Friday, June 12. 2009
Computing platforms are constantly changing, evolving and improving. This holds true for both the hardware and the software running on that hardware.
Benchmarking is always a difficult and complex matter any whatever you are doing you are likely to make mistakes or bias (on purpose or not) the results into one direction or the other. However you need to have a goal when doing benchmarking.
I'm planning to do a number of different testing scenarios on that hardware - the first thing(as in this post) I'm going to deal with is read-only benchmarking using pgbench.
Unless otherwise mentioned the postgresql.conf used for this testing used the following non-default settings and the database used was UTF8. The benchmark client was running on the same box as the database itself and connecting using a unix socket.
Pgbench is the typically used off-the-shelf benchmarking tool used with postgresql. It has some scalability issues in itself(more on that later) but in general it's behaviour is well understood which makes it still a valuable testing platform.
The first chart shows pgbench in "SELECT only" mode ran for 240s each time with an increasing number of concurrency and increasing tables sizes. A scale factor of 10 corresponds to 1000000 rows in the table and the largest scale factor results in a table with 100M rows. All those fit easily into the OS buffercache so there is no (noticable) IO at all going on here.
While slightly degrading performance with an increasing table size is expected, the transaction rate drop after exceeding the number of available cores is pretty severe and likely needs some more investigation. The server itself still had plenty of idle time (around 30% at the lowest time which also corresponds to the highest transaction rates at 12/16 connections).
The following graph shows a comparision between the different protocol choices available. "simple" is the default mode for pgbench, where as "prepared" is the same as "extended" but uses prepared statements. This tests used a scale factor of 100(as in 10M rows).
Using prepared statements is clearly of great help for this kind of workload but it is worth mentioning that even in the fastest case of 115000 tps with 8 clients the server still showed ~50% of idle time. I'm not sure why the performance does not increase with 12 and 16 connections yet but it seems clear that we are looking at some scaling issue withing pgbench too.

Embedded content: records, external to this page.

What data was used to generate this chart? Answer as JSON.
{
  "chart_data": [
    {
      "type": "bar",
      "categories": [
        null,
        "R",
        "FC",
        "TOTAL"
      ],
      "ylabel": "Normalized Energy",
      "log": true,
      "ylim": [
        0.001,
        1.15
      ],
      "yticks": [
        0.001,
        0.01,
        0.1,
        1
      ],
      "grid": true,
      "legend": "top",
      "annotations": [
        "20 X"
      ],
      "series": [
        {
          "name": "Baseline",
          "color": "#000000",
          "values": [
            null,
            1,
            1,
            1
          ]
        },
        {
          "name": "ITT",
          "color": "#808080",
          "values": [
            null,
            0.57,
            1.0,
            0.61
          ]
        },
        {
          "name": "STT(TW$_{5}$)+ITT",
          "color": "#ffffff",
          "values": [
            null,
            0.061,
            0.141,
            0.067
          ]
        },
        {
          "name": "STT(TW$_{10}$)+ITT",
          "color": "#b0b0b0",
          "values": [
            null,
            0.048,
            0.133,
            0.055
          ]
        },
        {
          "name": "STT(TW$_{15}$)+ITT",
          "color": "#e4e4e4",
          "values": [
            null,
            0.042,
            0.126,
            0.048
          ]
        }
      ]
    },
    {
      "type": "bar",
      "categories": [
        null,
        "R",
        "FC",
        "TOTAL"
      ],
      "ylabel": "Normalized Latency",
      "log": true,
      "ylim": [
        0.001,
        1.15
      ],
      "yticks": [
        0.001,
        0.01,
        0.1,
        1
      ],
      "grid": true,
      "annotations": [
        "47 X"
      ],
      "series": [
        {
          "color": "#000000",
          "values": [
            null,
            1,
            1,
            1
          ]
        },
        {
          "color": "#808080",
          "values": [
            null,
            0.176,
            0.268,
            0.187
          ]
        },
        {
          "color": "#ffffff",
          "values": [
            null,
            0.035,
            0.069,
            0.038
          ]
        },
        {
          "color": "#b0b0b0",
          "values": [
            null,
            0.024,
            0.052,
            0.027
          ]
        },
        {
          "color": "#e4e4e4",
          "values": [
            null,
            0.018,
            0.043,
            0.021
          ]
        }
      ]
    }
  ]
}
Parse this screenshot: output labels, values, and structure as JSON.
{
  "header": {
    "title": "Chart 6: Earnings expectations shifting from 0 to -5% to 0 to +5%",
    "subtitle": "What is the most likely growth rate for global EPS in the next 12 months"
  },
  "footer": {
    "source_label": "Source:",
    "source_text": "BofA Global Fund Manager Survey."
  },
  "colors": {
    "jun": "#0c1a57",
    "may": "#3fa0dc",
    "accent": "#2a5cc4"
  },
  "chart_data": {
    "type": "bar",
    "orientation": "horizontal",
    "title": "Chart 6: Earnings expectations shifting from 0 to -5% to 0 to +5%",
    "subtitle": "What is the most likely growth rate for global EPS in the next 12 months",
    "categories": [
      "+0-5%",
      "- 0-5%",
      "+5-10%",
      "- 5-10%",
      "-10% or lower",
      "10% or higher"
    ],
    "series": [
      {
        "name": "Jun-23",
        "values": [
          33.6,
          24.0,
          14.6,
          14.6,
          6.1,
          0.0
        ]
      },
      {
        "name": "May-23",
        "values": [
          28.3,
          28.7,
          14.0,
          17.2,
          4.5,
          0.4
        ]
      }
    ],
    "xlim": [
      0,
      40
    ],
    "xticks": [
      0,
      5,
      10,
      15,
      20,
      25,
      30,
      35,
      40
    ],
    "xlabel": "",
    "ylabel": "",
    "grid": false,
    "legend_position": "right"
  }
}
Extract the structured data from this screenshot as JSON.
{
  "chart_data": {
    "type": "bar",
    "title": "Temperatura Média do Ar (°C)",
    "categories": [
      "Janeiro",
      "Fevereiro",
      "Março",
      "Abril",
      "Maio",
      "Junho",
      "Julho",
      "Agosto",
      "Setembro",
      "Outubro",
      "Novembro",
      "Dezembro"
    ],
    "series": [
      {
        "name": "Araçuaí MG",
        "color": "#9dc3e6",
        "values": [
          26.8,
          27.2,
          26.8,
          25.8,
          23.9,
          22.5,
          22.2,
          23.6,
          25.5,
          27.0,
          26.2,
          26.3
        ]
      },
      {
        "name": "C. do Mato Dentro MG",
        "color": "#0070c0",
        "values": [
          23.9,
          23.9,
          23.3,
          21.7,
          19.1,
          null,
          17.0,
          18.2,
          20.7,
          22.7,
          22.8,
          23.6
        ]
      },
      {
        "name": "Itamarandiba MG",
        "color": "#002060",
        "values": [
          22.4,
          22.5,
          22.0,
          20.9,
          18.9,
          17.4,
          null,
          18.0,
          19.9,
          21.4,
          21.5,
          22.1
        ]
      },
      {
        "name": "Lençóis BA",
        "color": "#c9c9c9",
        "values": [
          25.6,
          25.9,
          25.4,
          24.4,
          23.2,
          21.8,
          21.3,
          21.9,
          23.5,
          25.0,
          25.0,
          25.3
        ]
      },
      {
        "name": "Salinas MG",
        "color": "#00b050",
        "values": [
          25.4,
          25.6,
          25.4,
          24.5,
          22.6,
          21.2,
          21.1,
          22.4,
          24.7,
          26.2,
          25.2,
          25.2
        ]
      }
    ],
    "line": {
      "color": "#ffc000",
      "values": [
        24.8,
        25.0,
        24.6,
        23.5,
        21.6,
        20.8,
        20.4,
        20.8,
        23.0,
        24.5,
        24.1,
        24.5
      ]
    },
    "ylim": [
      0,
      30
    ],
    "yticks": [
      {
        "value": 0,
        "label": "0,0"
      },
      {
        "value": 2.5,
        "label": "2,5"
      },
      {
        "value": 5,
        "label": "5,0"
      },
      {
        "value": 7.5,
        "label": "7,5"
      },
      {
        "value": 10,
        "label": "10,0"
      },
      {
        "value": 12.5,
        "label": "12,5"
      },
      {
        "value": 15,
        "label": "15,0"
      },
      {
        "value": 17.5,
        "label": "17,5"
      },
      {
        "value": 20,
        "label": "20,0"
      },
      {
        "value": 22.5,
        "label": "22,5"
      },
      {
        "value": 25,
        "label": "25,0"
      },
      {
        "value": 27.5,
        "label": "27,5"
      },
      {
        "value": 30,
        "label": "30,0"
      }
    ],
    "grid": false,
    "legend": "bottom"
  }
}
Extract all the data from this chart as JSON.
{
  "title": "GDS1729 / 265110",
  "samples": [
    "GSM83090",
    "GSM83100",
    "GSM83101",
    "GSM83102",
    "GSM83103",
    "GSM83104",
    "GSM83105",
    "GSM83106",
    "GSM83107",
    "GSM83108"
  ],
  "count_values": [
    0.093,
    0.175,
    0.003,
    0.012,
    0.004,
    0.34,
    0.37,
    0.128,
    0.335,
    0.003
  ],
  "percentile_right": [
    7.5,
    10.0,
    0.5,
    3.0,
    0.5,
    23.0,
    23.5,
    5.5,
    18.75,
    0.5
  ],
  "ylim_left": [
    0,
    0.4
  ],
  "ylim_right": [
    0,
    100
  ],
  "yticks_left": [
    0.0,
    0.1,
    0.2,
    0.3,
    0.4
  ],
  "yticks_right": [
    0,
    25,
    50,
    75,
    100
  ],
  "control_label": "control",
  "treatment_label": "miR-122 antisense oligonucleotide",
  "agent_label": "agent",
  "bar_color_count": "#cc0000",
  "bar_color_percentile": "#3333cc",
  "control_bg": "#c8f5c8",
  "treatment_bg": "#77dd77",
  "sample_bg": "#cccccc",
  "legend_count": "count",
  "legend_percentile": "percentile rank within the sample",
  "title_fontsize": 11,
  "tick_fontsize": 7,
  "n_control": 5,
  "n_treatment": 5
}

To validate this theory I also did some testing using sysbench. The following sysbench numbers were generated using --oltp-read-only=on and --db-ps-mode=auto. A table size of 10M rows and a maximum runtime of 240 seconds was used for both pgbench and sysbench.
It is important to stress that the schema and the queries sysbench uses are more complex than what pgbench does so this is a bit of an apples to oranges comparison. The default schema for sysbench uses two char() columns which do have a noticable overhead so I added a run with those columns changed to varchar().
The sysbench results show a pretty different picture from the pgbench results. The system is using all the CPU and hitting no noticable scaling issues if the number of connections exceeds the number of cores/threads available.
Display comments as (Linear | Threaded)
Hi Stefan, Could you retest it with pgbench in another machine? As you said, the scaling problems is a known issue in pgbench. IIRC you posted this same analysis for 8.3; is it the same machine? Could you show us the comparison? Thanks for testing.
at this transaction rates (ie up to 140000 queries/s) the additional latency involved in going over tcp/ip from another box is significant and seems to hide some of the pgbench issues. However I will see if I can get some numbers as well.
given that the server has 34GB of RAM would you consider allocating more memory to shared buffers? I would try 5-7GB. This setting most likely wouldn't change the test results and I know that it's very often advised to keep shared buffers small, but given the amount of RAM available nowadays and efficiency of nehalem architecture (i.e. built-in memory controller and fasr QPI bus) I would be interested to see if more memory dedicated to shared buffers is appropriate. thanks.
The largest database test set used here (scale=100, about 1.6GB) is smaller than the 2GB shared_buffers already allocated. Giving it more RAM will just slow things down unless the working set of data is also increased.
the first chart actually contains numbers at scale=1000 which I actually did to see if shared_buffers less than the size of the database would have a noticable effect in this scenario.
To overcome pgbench scalability limit, I'd advice using tsung. Bug me when you see me there on IRC if you want me to help through setting up the client etc. With modern Erlang version (stable and all), you can have 50 000 concurrent TCP connected clients without a problem, you typically run out of TCP ports before erlang scalability level is reached, I've been told by tsung author.